Linux does a better job of tracking the history by requesting long commit message which explains the full rationale.

Right now, all links to Subversion commits in the bug tracker are broken. http://svn.python.org/view/ doesn’t work and we only have a mapping between Subversion commits and Mercurial commits… whereas the code has been migrated to Git. Well, we didn’t loose all data, but it can be painful to find an old Subversion commit in the recent Git repository. It happens to me times to times to be blocked at “rXXX”.


(Senthil) #4

On topic of discourse vs mailman, I think, this will need a revisit as most of us have evaluated this platform and know the pros and cons of this.

I agree with @tiran. Even if I am subscribed to the mailing list mode of discourse, there is no way I can land up a particular decision by searching the web, as it is the case when the discussions are public forums and archived by multiple parties.

This is great! Archives are valuable. They present the most accurate window into the past state.


(Hugo) #5

@tiran One option would be to subscribe to Discourse in email mode, and send that to a mailing list or lists.

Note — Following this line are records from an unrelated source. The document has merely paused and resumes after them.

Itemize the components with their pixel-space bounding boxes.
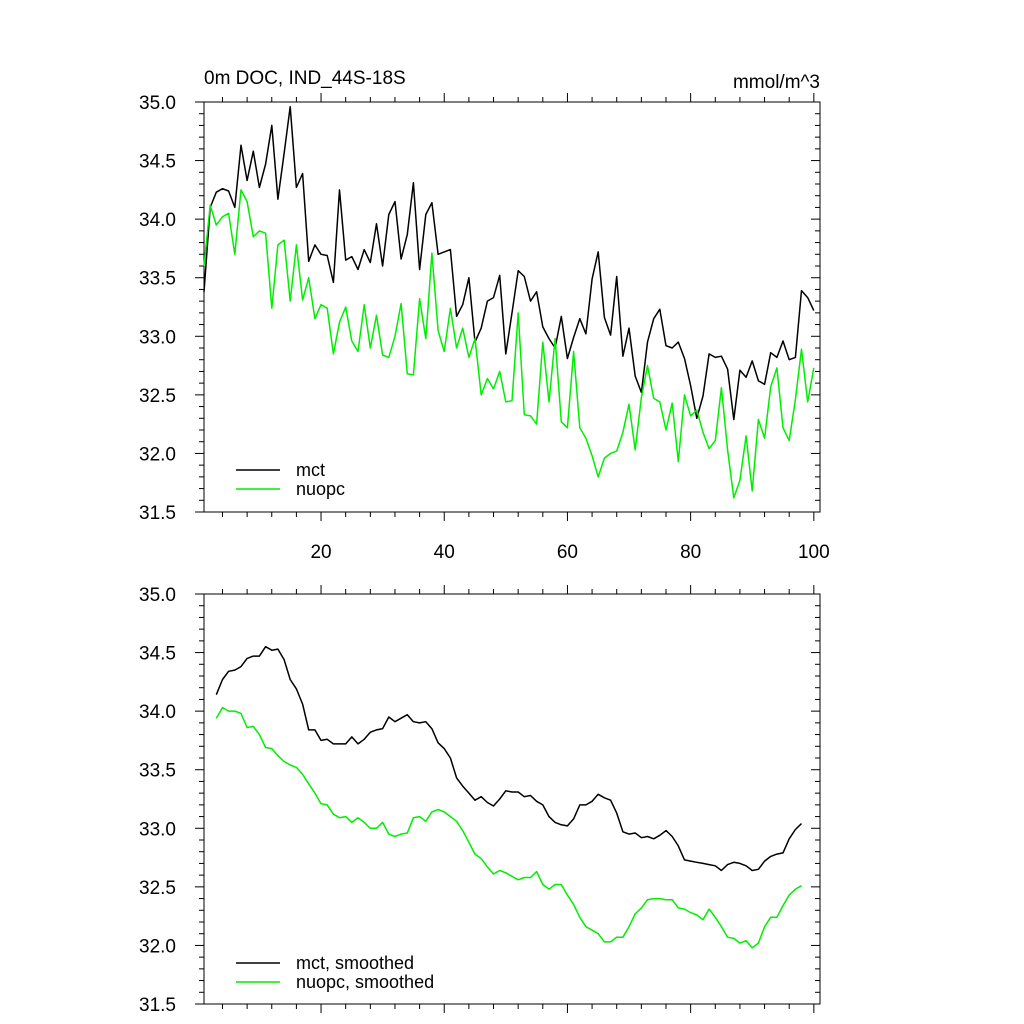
top-y-tick-label: 32.5 <box>139 386 176 407</box>
top-series-nuopc-line <box>203 189 815 499</box>
bottom-plot-frame <box>203 593 821 1005</box>
bottom-y-tick-label: 33.0 <box>139 819 176 840</box>
bottom-y-tick-label: 34.5 <box>139 644 176 665</box>
top-y-tick-label: 31.5 <box>139 503 176 524</box>
top-plot-frame <box>203 101 821 513</box>
bottom-y-tick-label: 32.5 <box>139 878 176 899</box>
top-panel: 0m DOC, IND_44S-18S mmol/m^3 31.5 32.0 32.… <box>139 68 830 563</box>
bottom-series-mct-smoothed-line <box>215 645 803 872</box>
top-x-tick-label: 60 <box>557 542 578 563</box>
top-x-tick-label: 20 <box>310 542 331 563</box>
bottom-y-tick-label: 35.0 <box>139 585 176 606</box>
top-series-mct-line <box>203 105 815 421</box>
units-label: mmol/m^3 <box>733 72 820 93</box>
bottom-legend-label-mct: mct, smoothed <box>296 953 414 973</box>
top-y-tick-label: 33.0 <box>139 327 176 348</box>
bottom-series-nuopc-smoothed-line <box>215 706 802 949</box>
top-legend-label-nuopc: nuopc <box>296 479 345 499</box>
top-y-tick-label: 35.0 <box>139 93 176 114</box>
bottom-legend-label-nuopc: nuopc, smoothed <box>296 972 434 992</box>
top-x-tick-label: 80 <box>680 542 701 563</box>
top-x-tick-label: 100 <box>798 542 830 563</box>
bottom-y-tick-label: 33.5 <box>139 761 176 782</box>
bottom-y-tick-label: 32.0 <box>139 936 176 957</box>
bottom-panel: 31.5 32.0 32.5 33.0 33.5 34.0 34.5 35.0 mct, smo… <box>139 585 821 1016</box>
top-x-tick-label: 40 <box>434 542 455 563</box>
top-y-tick-label: 34.5 <box>139 152 176 173</box>
bottom-y-tick-label: 31.5 <box>139 995 176 1016</box>
top-legend-label-mct: mct <box>296 460 325 480</box>
top-y-tick-label: 34.0 <box>139 210 176 231</box>
top-y-tick-label: 33.5 <box>139 269 176 290</box>
chart-title: 0m DOC, IND_44S-18S <box>204 68 406 89</box>
bottom-y-tick-label: 34.0 <box>139 702 176 723</box>
top-y-tick-label: 32.0 <box>139 444 176 465</box>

It’ll miss out on poll results and edits and other “rich content”, but would make for a more durable archive.


(Neil Schemenauer) #6

Thanks for bringing this up. It concerns me as well. I was a early adopter of Usenet and I witnessed what I think is a tragic example of digital memory loss. Some people may remember Deja News. It was a big archive of nearly all the discussions on Usenet. Google acquired it (it became Google Groups) and eventually destroyed it. AFAIK, you can’t search for the old Usenet discussions.

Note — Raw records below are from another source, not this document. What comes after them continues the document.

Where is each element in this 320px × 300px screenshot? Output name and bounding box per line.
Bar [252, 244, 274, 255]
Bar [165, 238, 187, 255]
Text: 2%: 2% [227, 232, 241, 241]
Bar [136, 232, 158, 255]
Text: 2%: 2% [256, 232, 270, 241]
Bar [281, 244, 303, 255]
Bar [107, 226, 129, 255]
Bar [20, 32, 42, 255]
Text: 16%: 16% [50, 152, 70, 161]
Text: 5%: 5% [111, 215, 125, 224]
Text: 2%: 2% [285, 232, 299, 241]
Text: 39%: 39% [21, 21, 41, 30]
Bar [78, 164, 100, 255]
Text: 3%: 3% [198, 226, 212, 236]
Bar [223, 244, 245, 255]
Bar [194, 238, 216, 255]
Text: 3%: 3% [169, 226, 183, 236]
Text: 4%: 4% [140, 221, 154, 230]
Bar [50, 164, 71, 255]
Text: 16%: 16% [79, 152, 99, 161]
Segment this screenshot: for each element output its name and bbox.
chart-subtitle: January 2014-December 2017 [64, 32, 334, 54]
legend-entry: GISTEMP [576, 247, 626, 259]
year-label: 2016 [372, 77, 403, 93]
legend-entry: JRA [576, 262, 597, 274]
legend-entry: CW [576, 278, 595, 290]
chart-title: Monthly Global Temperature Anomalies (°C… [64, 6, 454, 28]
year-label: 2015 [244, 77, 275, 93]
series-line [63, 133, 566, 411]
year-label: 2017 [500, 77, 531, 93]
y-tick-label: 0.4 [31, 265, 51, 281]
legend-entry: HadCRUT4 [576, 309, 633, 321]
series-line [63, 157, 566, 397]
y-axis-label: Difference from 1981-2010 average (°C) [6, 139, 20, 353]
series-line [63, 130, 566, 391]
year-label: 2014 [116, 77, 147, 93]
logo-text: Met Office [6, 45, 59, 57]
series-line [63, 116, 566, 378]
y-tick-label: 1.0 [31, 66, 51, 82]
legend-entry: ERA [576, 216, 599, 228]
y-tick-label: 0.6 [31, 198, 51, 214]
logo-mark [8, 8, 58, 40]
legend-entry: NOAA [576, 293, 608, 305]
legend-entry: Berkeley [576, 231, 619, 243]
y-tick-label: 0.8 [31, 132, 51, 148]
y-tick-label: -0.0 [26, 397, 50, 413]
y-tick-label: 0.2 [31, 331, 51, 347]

Here is a little example of why these archives are useful. I am interested in the history of chess AI. With Deja News, you could read the original discussions between computer chess authors ( rec.games.chess.computer). There was discussions from the Deep Thought (later became Deep Blue) authors. There was computer analysis posted during the Deep Blue games with Kasparov. The archive of rec.games.chess.computer was a gold mine if you were interested in the history of chess AI.

Should we backup, archive, and publish discourse on a regular interval in machine readable formats like JSON? If we publish the dump, how are we going to deal with internal, non-public areas?

I hope we can be proactive rather than just hoping it will work out. With rich UIs, it will be more difficult to back things up in a readable format. It looks like Discourse has some sort of RPC API. Could we scrap discussion content using the API, archive it and provide an archive API?

If I had extra time, I would like to build a new version of NNTP. Make the messages support a richer markup scheme (e.g. markdown). Use HTTPS as the base protocol. I bet a lot of ideas from JMAP (IMAP replacement using JSON) could be adopted.

Mailing lists never seemed like a good replacement for NNTP. With news readers it was easy to ignore threads you were not interested in. Because they kept track of “read” status, it was easy to catch up and be fairly sure you didn’t miss anything. I’m not foolish enough to think we can resurrect Usenet and news readers. However, I think we should be trying emulate that system rather than implement things as mailing lists.

Edit: maybe saying Google destroyed the Usenet archive is too strong. I just checked it now and a search is able to find some old postings. I had tried it some years ago and I could find old posts. Maybe Google has fixed it since.


(Barry Warsaw) #7

I’ve always wanted to build NNTP or read-only IMAP into GNU Mailman, but it ain’t gonna come from me these days. Still, I like the NNTP protocol and Gmane shows how useful it can be.